Kalau di masa sebelumnya masyarakat dapat mencukupi kebutuhannya dengan dengan
memproduksi sendiri, pada masa merkantilisme ini berkembang paham bahwa jika
sebuah negara hendak maju, maka negara tersebut harus melakukan perdagangan
dengan negara lain, surplus perdagangan berupa emas dan perak yang diterima
merupakan sumber kekayaan negara.[5]
Dalam bukunya yang
berjudul “England Treasure by Foreign
Trade” Thomas Mun menulis tentang
manfaat perdagangan luar negeri. Ia menjelaskan bahwaperdagangan luar negeri
akan memperkaya negara jika menghasilkan surplus dalam bentuk emas dan perak.
Keseimbangan perdagangan hanyalah perbedaan antara apa yang di ekspor dan apa
yang di impor. Ketika negara mengalami surplus perdagangan, ini berarti ekspor
lebih besar daripada impor. Lebih lanjut Thomas Mun menjelaskan bahwa
perdagangan domestik tidak dapat membuat negara lebih makmur, karena perolehan
logam mulia dari seorang warga negara adalah sama dengan hilangnya logam mulia
dari warga negara yang lain. Dengan meningkatkan persedian uang domestik
sebagai hasil dari surplus perdagangan ternyata dapat juga memunculkan bahaya
karena orang akan terpancing untuk membeli lebih banyak barang-barang mewah.

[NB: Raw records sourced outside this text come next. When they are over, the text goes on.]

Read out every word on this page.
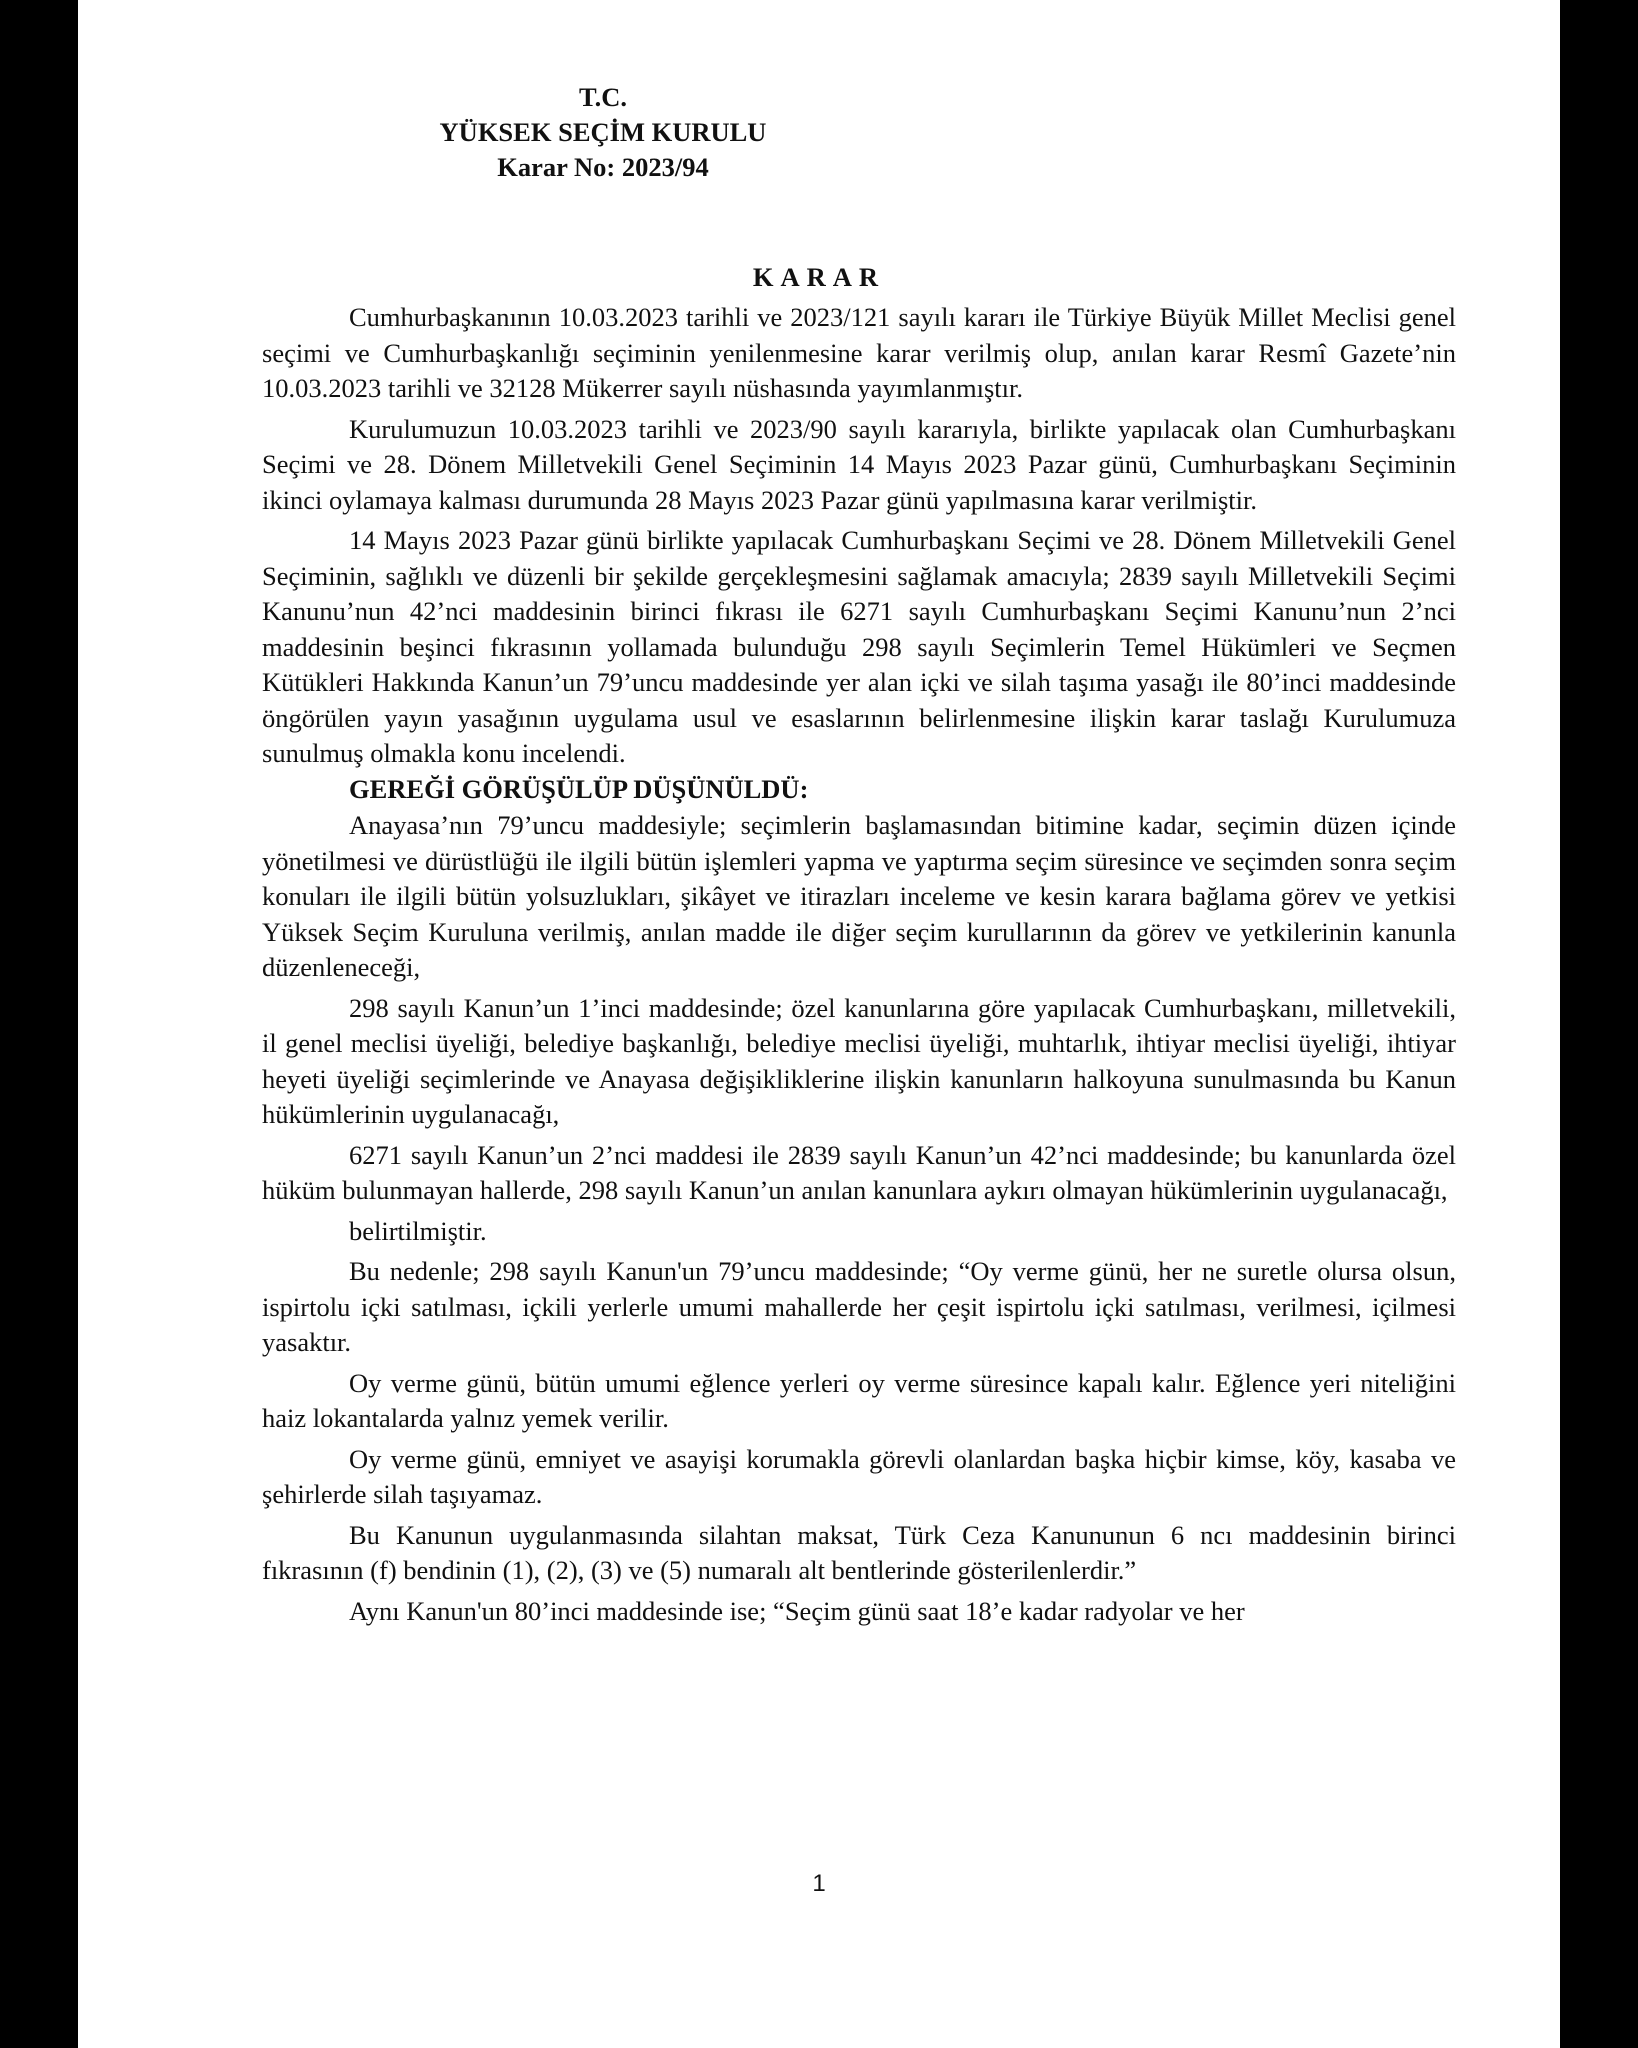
T.C.
YÜKSEK SEÇİM KURULU
Karar No: 2023/94
KARAR

Cumhurbaşkanının 10.03.2023 tarihli ve 2023/121 sayılı kararı ile Türkiye Büyük Millet Meclisi genel seçimi ve Cumhurbaşkanlığı seçiminin yenilenmesine karar verilmiş olup, anılan karar Resmî Gazete’nin 10.03.2023 tarihli ve 32128 Mükerrer sayılı nüshasında yayımlanmıştır.

Kurulumuzun 10.03.2023 tarihli ve 2023/90 sayılı kararıyla, birlikte yapılacak olan Cumhurbaşkanı Seçimi ve 28. Dönem Milletvekili Genel Seçiminin 14 Mayıs 2023 Pazar günü, Cumhurbaşkanı Seçiminin ikinci oylamaya kalması durumunda 28 Mayıs 2023 Pazar günü yapılmasına karar verilmiştir.

14 Mayıs 2023 Pazar günü birlikte yapılacak Cumhurbaşkanı Seçimi ve 28. Dönem Milletvekili Genel Seçiminin, sağlıklı ve düzenli bir şekilde gerçekleşmesini sağlamak amacıyla; 2839 sayılı Milletvekili Seçimi Kanunu’nun 42’nci maddesinin birinci fıkrası ile 6271 sayılı Cumhurbaşkanı Seçimi Kanunu’nun 2’nci maddesinin beşinci fıkrasının yollamada bulunduğu 298 sayılı Seçimlerin Temel Hükümleri ve Seçmen Kütükleri Hakkında Kanun’un 79’uncu maddesinde yer alan içki ve silah taşıma yasağı ile 80’inci maddesinde öngörülen yayın yasağının uygulama usul ve esaslarının belirlenmesine ilişkin karar taslağı Kurulumuza sunulmuş olmakla konu incelendi.

GEREĞİ GÖRÜŞÜLÜP DÜŞÜNÜLDÜ:

Anayasa’nın 79’uncu maddesiyle; seçimlerin başlamasından bitimine kadar, seçimin düzen içinde yönetilmesi ve dürüstlüğü ile ilgili bütün işlemleri yapma ve yaptırma seçim süresince ve seçimden sonra seçim konuları ile ilgili bütün yolsuzlukları, şikâyet ve itirazları inceleme ve kesin karara bağlama görev ve yetkisi Yüksek Seçim Kuruluna verilmiş, anılan madde ile diğer seçim kurullarının da görev ve yetkilerinin kanunla düzenleneceği,

298 sayılı Kanun’un 1’inci maddesinde; özel kanunlarına göre yapılacak Cumhurbaşkanı, milletvekili, il genel meclisi üyeliği, belediye başkanlığı, belediye meclisi üyeliği, muhtarlık, ihtiyar meclisi üyeliği, ihtiyar heyeti üyeliği seçimlerinde ve Anayasa değişikliklerine ilişkin kanunların halkoyuna sunulmasında bu Kanun hükümlerinin uygulanacağı,

6271 sayılı Kanun’un 2’nci maddesi ile 2839 sayılı Kanun’un 42’nci maddesinde; bu kanunlarda özel hüküm bulunmayan hallerde, 298 sayılı Kanun’un anılan kanunlara aykırı olmayan hükümlerinin uygulanacağı,

belirtilmiştir.

Bu nedenle; 298 sayılı Kanun'un 79’uncu maddesinde; “Oy verme günü, her ne suretle olursa olsun, ispirtolu içki satılması, içkili yerlerle umumi mahallerde her çeşit ispirtolu içki satılması, verilmesi, içilmesi yasaktır.

Oy verme günü, bütün umumi eğlence yerleri oy verme süresince kapalı kalır. Eğlence yeri niteliğini haiz lokantalarda yalnız yemek verilir.

Oy verme günü, emniyet ve asayişi korumakla görevli olanlardan başka hiçbir kimse, köy, kasaba ve şehirlerde silah taşıyamaz.

Bu Kanunun uygulanmasında silahtan maksat, Türk Ceza Kanununun 6 ncı maddesinin birinci fıkrasının (f) bendinin (1), (2), (3) ve (5) numaralı alt bentlerinde gösterilenlerdir.”

Aynı Kanun'un 80’inci maddesinde ise; “Seçim günü saat 18’e kadar radyolar ve her

1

Hal ini menyebabkan harga barang dalam negeri akan naik dan pada akhirnya akan
mengurangi ekspor karena barang-barang yang diproduksi di dalam negeri
akan terlalu mahal bila dijual di luar negeri. Konsekuensi ini bisa dihindari
yaitu dengan melakukan investasi kembali. Reinvestasi ini akan menciptakan
lebih banyak barang untuk diekspor. Thomas Mun mengakui bahwa betapa pentingnya
investasi modal dan Ia memandang keseimbangan perdagangan merupakan sebuah cara
untuk mengumpulkan modal produktif.
Ajaran
merkantilisme dominan sekali diajarkan di seluruh sekolah Eropa pada awal periode modern (dari abad ke-15 sampai ke-18, era dimana
kesadaran bernegara sudah mulai timbul). Peristiwa ini memicu, untuk pertama
kalinya, intervensi suatu negara dalam mengatur perekonomiannya yang akhirnya
pada zaman ini pula sistem kapitalisme mulai lahir. Kebutuhan akan pasar yang diajarkan oleh teori
merkantilisme akhirnya mendorong terjadinya banyak peperangan dikalangan negara
Eropa dan era imperialisme Eropa akhirnya dimulai. Sistem ekonomi merkantilisme
mulai menghilang pada akhir abad ke-18, seiring dengan munculnya teori ekonomi
baru yang diajukan oleh Adam Smith dalam bukunya The Wealth
of Nations, ketika sistem ekonomi baru diadopsi
oleh Inggris, yang notabene saat itu adalah negara industri terbesar di dunia.[6]
Ø Kolonialisme
Merkantilis merupakan model
kebijakan ekonomi dengan campur tangan pemerintah yang dominan, proteksionisme
serta politik kolonial, ditujukan dengan neraca perdagangan luar negeri yang
menguntungkan. Kebijakan ekonomi lebih bersifat makro, hal ini berhubungan
dengan tujuan proteksi industri di dalam negeri, dan menjaga rencana
perdagangan yang menguntungkan, hal ini dilakukan dalam usaha meningkatkan
peranannya dalam perdagangan internasional dan perluasan-perluasan kolonialisme,
yang mana Kolonialisme sendiri merupakan suatu sistem dimana suatu negara
menguasai rakyat dan sumber daya negara lain tetapi masih tetap berhubungan
dengan negeri asal dan tujuannya untuk menguras sumber-sumber kekayaan daerah
koloni demi perkembangan industri dan memenuhi kekayaan negara yang
melaksanakan politik kolonial tersebut. Pada zaman kolonialisme ini akumulasi
modal yang terkonsentrasi di Eropa (Inggris) didistribusikan ke penjuru dunia,
yang menghadirkan segenap kemiskinan di wilayah jajahannya.[7]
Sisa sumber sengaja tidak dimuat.